La idea de que él vacíe y limpie su bacinilla le da escalofríos. El solo hecho de pedirle que lo haga crearía entre ellos una intimidad intolerable.
Mientras acaricia la medalla con la mano izquierda, se lleva la derecha al vientre. La cintura es estrecha, el abdomen, plano. En su interior, el niño crece en secreto, tan íntimo como un sueño.
Dicen que si las mujeres embarazadas oyen música clásica el bebé nacerá con un coeficiente de inteligencia más alto. Durante su infancia llorará menos y estará más contento.
Tal vez sea verdad. La vida es compleja y misteriosa. Causa y efecto no siempre son evidentes. Los físicos cuánticos aseguran que, a veces, el efecto viene antes de la causa. Ella vio un documental al respecto en Discovery Channel. No entendió mucho; y los científicos que describían los diversos fenómenos admitían que no podían explicarlos, sólo observarlos.

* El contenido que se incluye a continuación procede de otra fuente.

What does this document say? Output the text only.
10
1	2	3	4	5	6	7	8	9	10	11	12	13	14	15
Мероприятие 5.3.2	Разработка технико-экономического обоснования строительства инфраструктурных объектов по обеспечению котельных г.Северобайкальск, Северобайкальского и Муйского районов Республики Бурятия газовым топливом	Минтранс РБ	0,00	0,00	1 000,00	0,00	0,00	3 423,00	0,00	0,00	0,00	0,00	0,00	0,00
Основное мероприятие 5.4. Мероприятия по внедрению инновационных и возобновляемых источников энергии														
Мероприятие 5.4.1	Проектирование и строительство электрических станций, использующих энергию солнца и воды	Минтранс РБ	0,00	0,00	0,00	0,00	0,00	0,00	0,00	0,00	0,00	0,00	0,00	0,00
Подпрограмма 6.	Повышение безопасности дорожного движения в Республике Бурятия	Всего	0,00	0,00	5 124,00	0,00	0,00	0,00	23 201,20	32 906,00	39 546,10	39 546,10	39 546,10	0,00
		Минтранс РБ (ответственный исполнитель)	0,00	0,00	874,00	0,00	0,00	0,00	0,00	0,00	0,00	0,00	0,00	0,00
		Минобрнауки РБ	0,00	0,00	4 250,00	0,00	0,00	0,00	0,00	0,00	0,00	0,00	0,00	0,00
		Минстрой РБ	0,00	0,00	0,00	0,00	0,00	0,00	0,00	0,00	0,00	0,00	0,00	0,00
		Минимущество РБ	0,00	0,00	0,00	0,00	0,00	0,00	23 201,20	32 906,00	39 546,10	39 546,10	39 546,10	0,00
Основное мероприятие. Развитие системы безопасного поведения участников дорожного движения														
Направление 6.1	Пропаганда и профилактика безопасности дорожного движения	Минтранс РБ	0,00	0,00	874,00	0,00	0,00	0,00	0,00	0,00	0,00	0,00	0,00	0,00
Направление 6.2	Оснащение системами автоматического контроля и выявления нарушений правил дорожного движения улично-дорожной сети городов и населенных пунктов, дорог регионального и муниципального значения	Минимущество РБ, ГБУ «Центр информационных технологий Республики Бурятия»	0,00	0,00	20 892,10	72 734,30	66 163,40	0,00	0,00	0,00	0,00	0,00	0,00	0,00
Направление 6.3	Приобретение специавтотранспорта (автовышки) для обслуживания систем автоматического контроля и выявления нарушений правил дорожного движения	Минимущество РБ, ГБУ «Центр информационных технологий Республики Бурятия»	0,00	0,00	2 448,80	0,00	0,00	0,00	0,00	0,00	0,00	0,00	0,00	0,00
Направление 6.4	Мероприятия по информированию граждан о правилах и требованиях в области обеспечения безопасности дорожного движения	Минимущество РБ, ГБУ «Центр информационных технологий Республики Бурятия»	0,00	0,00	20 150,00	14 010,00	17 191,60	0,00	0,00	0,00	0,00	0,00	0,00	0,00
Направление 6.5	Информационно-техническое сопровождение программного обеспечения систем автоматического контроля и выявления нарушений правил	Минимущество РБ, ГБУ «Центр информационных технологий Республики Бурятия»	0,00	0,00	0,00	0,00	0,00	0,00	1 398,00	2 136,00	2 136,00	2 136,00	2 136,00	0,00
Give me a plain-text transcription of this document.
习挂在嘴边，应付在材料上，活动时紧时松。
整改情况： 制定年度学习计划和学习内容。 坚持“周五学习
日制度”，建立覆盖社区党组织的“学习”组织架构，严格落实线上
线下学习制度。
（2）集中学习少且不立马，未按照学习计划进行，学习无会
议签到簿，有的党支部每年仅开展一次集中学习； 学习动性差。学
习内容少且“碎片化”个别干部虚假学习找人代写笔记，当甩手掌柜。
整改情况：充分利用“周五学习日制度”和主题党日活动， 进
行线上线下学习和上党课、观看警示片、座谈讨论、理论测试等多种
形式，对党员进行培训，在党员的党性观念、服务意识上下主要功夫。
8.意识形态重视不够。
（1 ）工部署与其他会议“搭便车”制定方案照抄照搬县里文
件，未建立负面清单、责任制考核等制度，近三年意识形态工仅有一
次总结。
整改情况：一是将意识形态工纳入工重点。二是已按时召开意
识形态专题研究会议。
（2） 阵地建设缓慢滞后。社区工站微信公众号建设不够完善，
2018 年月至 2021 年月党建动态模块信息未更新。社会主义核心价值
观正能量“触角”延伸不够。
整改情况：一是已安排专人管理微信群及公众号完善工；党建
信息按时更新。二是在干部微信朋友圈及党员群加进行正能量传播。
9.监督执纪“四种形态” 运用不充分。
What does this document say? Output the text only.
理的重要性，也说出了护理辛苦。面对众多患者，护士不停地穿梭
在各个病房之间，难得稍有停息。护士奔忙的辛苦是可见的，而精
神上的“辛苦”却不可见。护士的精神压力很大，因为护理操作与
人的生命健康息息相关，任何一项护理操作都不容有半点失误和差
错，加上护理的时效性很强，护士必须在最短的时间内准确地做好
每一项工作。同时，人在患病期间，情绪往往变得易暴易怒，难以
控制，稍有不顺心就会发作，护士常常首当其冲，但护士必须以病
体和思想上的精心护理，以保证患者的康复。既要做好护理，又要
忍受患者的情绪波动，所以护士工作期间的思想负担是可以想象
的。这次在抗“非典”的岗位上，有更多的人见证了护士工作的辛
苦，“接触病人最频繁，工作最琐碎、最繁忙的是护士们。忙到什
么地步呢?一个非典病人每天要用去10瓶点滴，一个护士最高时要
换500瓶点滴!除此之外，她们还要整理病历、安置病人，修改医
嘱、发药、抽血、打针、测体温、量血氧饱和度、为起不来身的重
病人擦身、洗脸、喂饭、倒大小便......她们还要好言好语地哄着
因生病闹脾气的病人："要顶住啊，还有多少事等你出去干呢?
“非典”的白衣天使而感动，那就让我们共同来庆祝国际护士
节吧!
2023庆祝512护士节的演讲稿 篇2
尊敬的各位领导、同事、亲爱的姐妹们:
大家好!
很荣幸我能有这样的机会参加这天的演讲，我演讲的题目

Mueve la mano trazando lentos círculos sobre su vientre, pensando qué bueno, qué dulce sería que el bebé hiciera algún movimiento que ella pudiese sentir. Claro que en esta etapa no es más que un puñado de células, incapaz aún de decir «hola, mami» con una patada.
Sin embargo, incluso ahora, todo su potencial está ahí, presente. Hay una diminuta persona en la concha que es ella, como una perla que se fuera formando poco a poco en el interior de una ostra. Todo lo que ella haga afectará al pequeño inquilino. Se acabó el vino con la cena. Debe reducir cuanto pueda el café. Hacer ejercicio, con constancia y sensatez. Evitar que vuelvan a secuestrarla.
Sus yemas palpan a ciegas la imagen de san Cristóbal, patrono de los niños, lo que la lleva a pensar otra vez en el clavo.
Tal vez está siendo irracional y lleva demasiado lejos todo aquello de que los bebés aprenden en el vientre. Sin embargo, le parece que si, encinta como está, le metiera a alguno el clavo en la carótida, o en el ojo, para llegar al cerebro, el incidente no dejaría de afectar al bebé.
Siempre según Discovery Channel, las emociones extremadamente intensas hacen que el cerebro dé la orden de liberar en la sangre verdaderos torrentes de hormonas u otros productos químicos. Podría decirse que el frenesí homicida es una emoción fuerte.
Si demasiada cafeína en la sangre puede poner en riesgo al niño que está por nacer, raudales de enzimas de mamá asesina no deben de ser recomendables. Claro que tiene la intención de usar el clavo contra un tipo malo, malo de verdad. Pero el bebé no tiene forma de saber que la víctima no era un buen tipo.
Tampoco es que el bebé vaya a nacer con tendencias homicidas por un único incidente violento de defensa propia.
Aun así, Holly piensa mucho sobre el clavo y su utilidad.
Tal vez esa preocupación irracional sea un mero síntoma de preñez, como las náuseas matinales, que aún no han llegado, o como los antojos de helado de chocolate.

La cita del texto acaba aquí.